Over the last couple of years, a number of adjudication cases have looked at whether a party seeking to enforce an adjudicator’s decision could argue something different in court to the case it presented to the adjudicator. While some call it “approbating and reprobating“, I prefer and can understand the term “blowing hot and cold”.

HHJ Havery QC said in Redworth Construction Ltd v Brookdale Healthcare Ltd [2006] EWHC 1994 (TCC) that you cannot do it. Somerfield recently ran the argument before Akenhead J in Nickleby FM Ltd v Somerfield Stores Ltd.

Nickleby referred a dispute to adjudication. Somerfield contested the adjudicator’s jurisdiction, arguing that the disputed sums did not arise under a written construction contract. The adjudicator decided, in the non-binding way that adjudicators decide such things, that he did have jurisdiction. He also decided that monies were due to Nickleby. Somerfield refused to pay up and Nickleby sought to enforce the adjudicator’s decision.

In the enforcement proceedings before the court, emails were disclosed (which had been previously overlooked by both parties) clearly evidencing that there was a written construction contract for the purposes of the Construction Act 1996.

Nickleby sought to rely on the emails. Somerfield got itself into a right twist about Nickleby’s new argument. “No”, said Somerfield, “you can’t play the Artful Dodger in this court. You made your election during the adjudication and you cannot switch horses now”. In doing so, Somerfield relied on Redworth.

A tale of two cities?

Akenhead J expressed “some disagreement” with Redworth. He said that when it came to jurisdiction, what mattered was not the non-binding decision of the adjudicator, but the binding decision of the court.

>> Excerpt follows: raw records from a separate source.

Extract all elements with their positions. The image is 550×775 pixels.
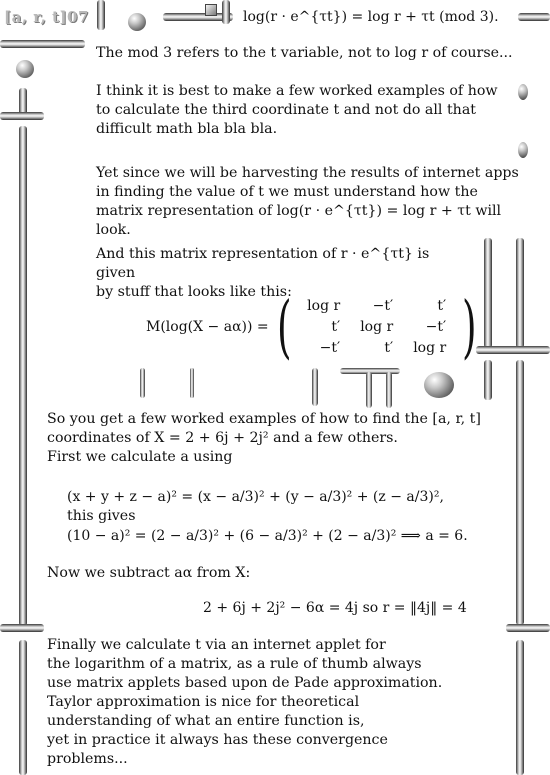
paragraph-line: the logarithm of a matrix, as a rule of thumb always <box>47 656 422 672</box>
matrix-cell: −t′ <box>372 298 394 314</box>
paragraph-worked-examples <box>96 82 526 139</box>
paragraph-line: And this matrix representation of r · e^{τt} is given <box>96 246 430 281</box>
paragraph-line: matrix representation of log(r · e^{τt}) = log r + τt will look. <box>96 203 502 238</box>
matrix-row <box>297 338 456 359</box>
matrix-cell: t′ <box>331 319 341 335</box>
decor-bar-top-left <box>97 0 105 30</box>
decor-bar-mid-3 <box>312 368 318 406</box>
matrix-cell: log r <box>307 298 341 314</box>
header-equation: log(r · e^{τt}) = log r + τt (mod 3). <box>243 9 499 25</box>
decor-bar-mid-5 <box>366 372 372 408</box>
decor-bar-right-c <box>484 360 492 400</box>
paragraph-line: understanding of what an entire function is, <box>47 713 365 729</box>
paragraph-coordinates <box>47 410 487 467</box>
matrix-row <box>297 296 456 317</box>
matrix-cell: log r <box>413 340 447 356</box>
decor-bar-top-mid-v <box>222 0 230 24</box>
decor-bar-right-bottom-cross <box>506 624 550 632</box>
paragraph-line: Finally we calculate t via an internet applet for <box>47 637 386 653</box>
matrix-cell: log r <box>360 319 394 335</box>
paragraph-line: difficult math bla bla bla. <box>96 121 278 137</box>
matrix-lhs: M(log(X − aα)) = <box>146 319 269 335</box>
equation-r-value: 2 + 6j + 2j² − 6α = 4j so r = ‖4j‖ = 4 <box>203 600 467 616</box>
matrix-table <box>297 296 456 359</box>
paragraph-line: to calculate the third coordinate t and not do all that <box>96 102 476 118</box>
decor-bar-right-a <box>484 238 492 348</box>
decor-bar-left-cross <box>0 112 44 120</box>
matrix-left-paren: ( <box>276 287 292 367</box>
decor-ball-left <box>16 60 34 78</box>
decor-joint-top <box>205 4 217 16</box>
paragraph-line: I think it is best to make a few worked examples of how <box>96 83 498 99</box>
paragraph-line: problems... <box>47 751 128 767</box>
matrix-cell: t′ <box>437 298 447 314</box>
paragraph-line: First we calculate a using <box>47 449 233 465</box>
paragraph-line: So you get a few worked examples of how to find the [a, r, t] <box>47 411 481 427</box>
paragraph-line: coordinates of X = 2 + 6j + 2j² and a few others. <box>47 430 398 446</box>
decor-bar-left-h <box>0 40 85 48</box>
decor-bar-right-cross <box>476 346 550 354</box>
text-this-gives: this gives <box>67 508 136 524</box>
decor-bar-left-long <box>19 126 27 626</box>
decor-bar-right-b <box>516 238 524 348</box>
matrix-cell: −t′ <box>319 340 341 356</box>
paragraph-line: use matrix applets based upon de Pade approximation. <box>47 675 443 691</box>
decor-bar-left-bottom <box>19 640 27 775</box>
equation-solve-a: (10 − a)² = (2 − a/3)² + (6 − a/3)² + (2 − a/3)² ⟹ a = 6. <box>67 528 468 544</box>
equation-sum-squares: (x + y + z − a)² = (x − a/3)² + (y − a/3)² + (z − a/3)², <box>67 489 444 505</box>
decor-ball-right-2 <box>518 142 528 158</box>
decor-bar-mid-1 <box>140 368 145 398</box>
decor-bar-right-long <box>516 360 524 625</box>
matrix-cell: −t′ <box>425 319 447 335</box>
decor-bar-left-bottom-cross <box>0 624 44 632</box>
paragraph-line: Taylor approximation is nice for theoretical <box>47 694 360 710</box>
decor-ball-mid <box>424 372 454 398</box>
paragraph-line: by stuff that looks like this: <box>96 284 292 300</box>
decor-bar-mid-2 <box>190 368 194 398</box>
matrix-right-paren: ) <box>462 287 477 367</box>
matrix-row <box>297 317 456 338</box>
paragraph-applet <box>47 636 487 769</box>
decor-bar-right-bottom <box>516 640 524 775</box>
decor-bar-mid-6 <box>386 372 392 408</box>
paragraph-line: Yet since we will be harvesting the results of internet apps <box>96 165 519 181</box>
paragraph-internet-apps <box>96 164 526 240</box>
paragraph-line: yet in practice it always has these convergence <box>47 732 388 748</box>
paragraph-line: in finding the value of t we must understand how the <box>96 184 478 200</box>
paragraph-subtract: Now we subtract aα from X: <box>47 565 251 581</box>
matrix-cell: t′ <box>384 340 394 356</box>
paragraph-mod3: The mod 3 refers to the t variable, not to log r of course... <box>96 45 513 61</box>
site-logo: [a, r, t]07 <box>4 8 89 26</box>
decor-bar-top-right <box>518 13 550 21</box>
decor-ball-top <box>128 13 146 31</box>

Akenhead J did not believe that the principle of election applied in this type of case. While not saying that Redworth was wrongly decided, Akenhead J thought it was important to see whether the claimant was in fact telling “a tale of two cities”, one before the adjudicator and one before the court or whether, in reality, the case being put was not materially different.

Further, Akenhead J thought it relevant to consider whether, if the correct information had been put before the adjudicator, the adjudicator would have reached the same decision as he did in the adjudication.

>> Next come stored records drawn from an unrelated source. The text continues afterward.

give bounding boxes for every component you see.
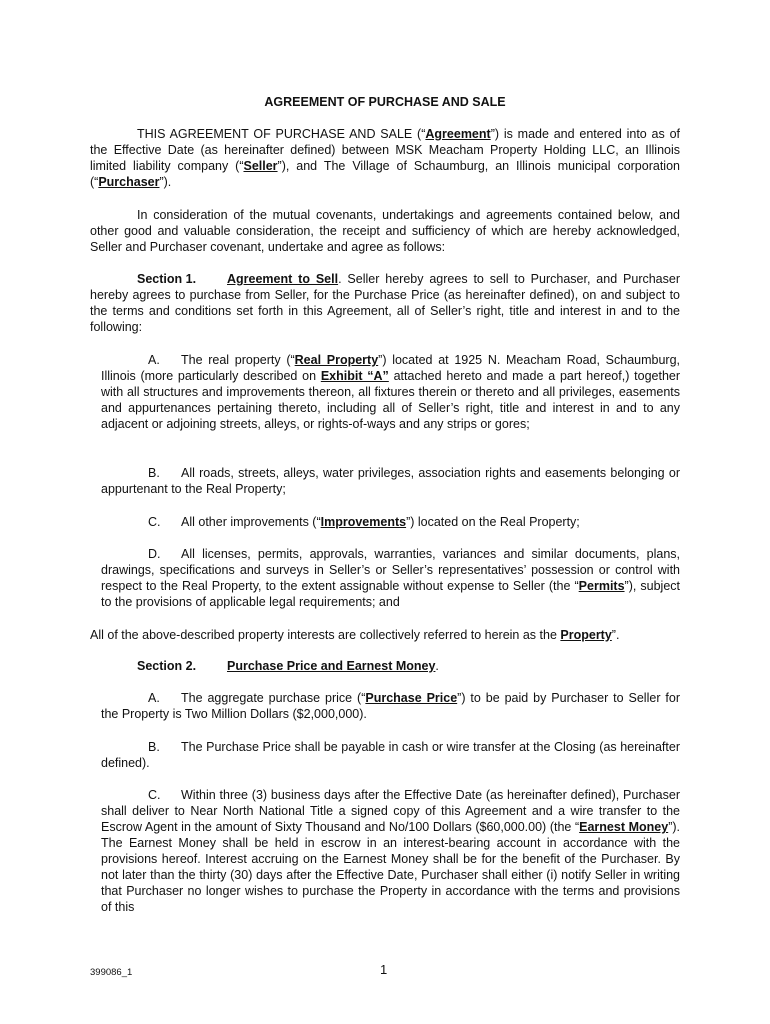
footer-document-id: 399086_1 bbox=[90, 967, 133, 978]
section-1-item-d: D. All licenses, permits, approvals, warranties, variances and similar documents, plans, drawings, specifications and surveys in Seller’s or Seller’s representatives’ possession or control with respect to the Real Property, to the extent assignable without expense to Seller (the “Permits”), subject to the provisions of applicable legal requirements; and bbox=[101, 547, 680, 609]
property-summary-paragraph: All of the above-described property interests are collectively referred to herein as the Property”. bbox=[90, 628, 620, 642]
document-title: AGREEMENT OF PURCHASE AND SALE bbox=[264, 95, 506, 109]
consideration-paragraph: In consideration of the mutual covenants, undertakings and agreements contained below, and other good and valuable consideration, the receipt and sufficiency of which are hereby acknowledged, Seller and Purchaser covenant, undertake and agree as follows: bbox=[90, 208, 680, 254]
page-number: 1 bbox=[380, 962, 388, 977]
defined-term-improvements: Improvements bbox=[320, 515, 407, 529]
section-2-heading-line: Section 2. Purchase Price and Earnest Money. bbox=[137, 659, 439, 673]
section-2-number: Section 2. bbox=[137, 659, 197, 673]
section-1-item-b: B. All roads, streets, alleys, water privileges, association rights and easements belonging or appurtenant to the Real Property; bbox=[101, 466, 680, 496]
section-1-paragraph: Section 1. Agreement to Sell. Seller hereby agrees to sell to Purchaser, and Purchaser hereby agrees to purchase from Seller, for the Purchase Price (as hereinafter defined), on and subject to the terms and conditions set forth in this Agreement, all of Seller’s right, title and interest in and to the following: bbox=[90, 272, 680, 334]
section-2-item-c: C. Within three (3) business days after the Effective Date (as hereinafter defined), Purchaser shall deliver to Near North National Title a signed copy of this Agreement and a wire transfer to the Escrow Agent in the amount of Sixty Thousand and No/100 Dollars ($60,000.00) (the “Earnest Money”). The Earnest Money shall be held in escrow in an interest-bearing account in accordance with the provisions hereof. Interest accruing on the Earnest Money shall be for the benefit of the Purchaser. By not later than the thirty (30) days after the Effective Date, Purchaser shall either (i) notify Seller in writing that Purchaser no longer wishes to purchase the Property in accordance with the terms and provisions of this bbox=[101, 788, 680, 914]
defined-term-agreement: Agreement bbox=[425, 127, 491, 141]
defined-term-property: Property bbox=[560, 628, 612, 642]
exhibit-a-reference: Exhibit “A” bbox=[320, 369, 389, 383]
defined-term-purchaser: Purchaser bbox=[98, 175, 160, 189]
section-2-heading: Purchase Price and Earnest Money bbox=[227, 659, 436, 673]
section-1-item-a: A. The real property (“Real Property”) located at 1925 N. Meacham Road, Schaumburg, Illinois (more particularly described on Exhibit “A” attached hereto and made a part hereof,) together with all structures and improvements thereon, all fixtures therein or thereto and all privileges, easements and appurtenances pertaining thereto, including all of Seller’s right, title and interest in and to any adjacent or adjoining streets, alleys, or rights-of-ways and any strips or gores; bbox=[101, 353, 681, 431]
section-1-heading: Agreement to Sell bbox=[227, 272, 339, 286]
defined-term-purchase-price: Purchase Price bbox=[365, 691, 458, 705]
section-1-number: Section 1. bbox=[137, 272, 197, 286]
section-1-item-c: C. All other improvements (“Improvements”) located on the Real Property; bbox=[148, 515, 580, 529]
defined-term-seller: Seller bbox=[243, 159, 278, 173]
defined-term-permits: Permits bbox=[578, 579, 625, 593]
intro-paragraph: THIS AGREEMENT OF PURCHASE AND SALE (“Agreement”) is made and entered into as of the Effective Date (as hereinafter defined) between MSK Meacham Property Holding LLC, an Illinois limited liability company (“Seller”), and The Village of Schaumburg, an Illinois municipal corporation (“Purchaser”). bbox=[90, 127, 680, 189]
section-2-item-a: A. The aggregate purchase price (“Purchase Price”) to be paid by Purchaser to Seller for the Property is Two Million Dollars ($2,000,000). bbox=[101, 691, 680, 721]
defined-term-real-property: Real Property bbox=[294, 353, 379, 367]
defined-term-earnest-money: Earnest Money bbox=[579, 820, 669, 834]
section-2-item-b: B. The Purchase Price shall be payable in cash or wire transfer at the Closing (as hereinafter defined). bbox=[101, 740, 680, 770]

Finally, the question of whether the adjudicator did in fact have jurisdiction was also relevant. Akenhead J thought that if the adjudicator did have jurisdiction to decide the dispute referred to him and if he would have inevitably concluded that he did have jurisdiction if he had been provided with the full information, Akenhead J could not see why the decision should not be enforced.

It was “much ado about nothing”

Akenhead J considered Somerfield’s position to be totally unrealistic, given that it now accepted, on the basis of the emails subsequently disclosed, that there was a construction contract in writing.

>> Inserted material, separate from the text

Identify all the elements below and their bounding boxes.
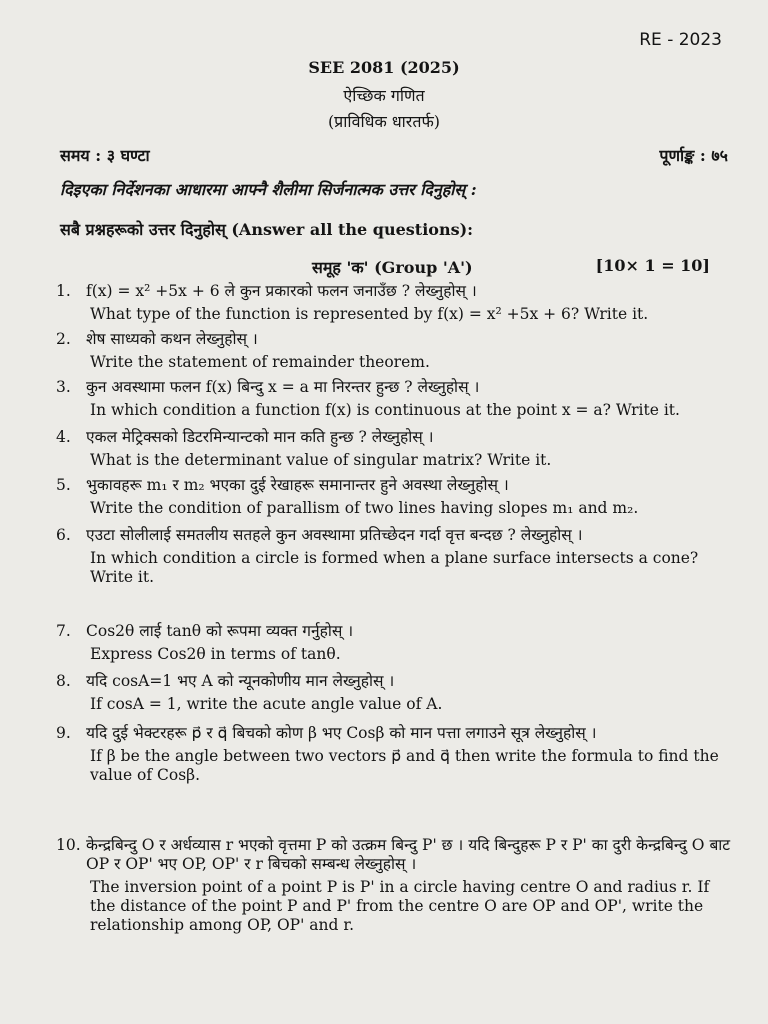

While Akenhead J considered that Somerfield’s case involved “much ado about nothing”, I think it would have been more fitting, in all the circumstances, if he had simply concluded that Somerfield should stop being such a “Scrooge” and pay Nickleby the monies which the adjudicator had decided on the papers before him were due.

In closing, it may be worth noting that Akenhead J did not compare Somerfield to Uriah Heep, for he did not consider that it had put forward its case as to the lack of a written construction contract in bad faith.

(With thanks to those with far more literary skill than me, for without their help, I would not have stood a Dickens of a chance of writing this blog!)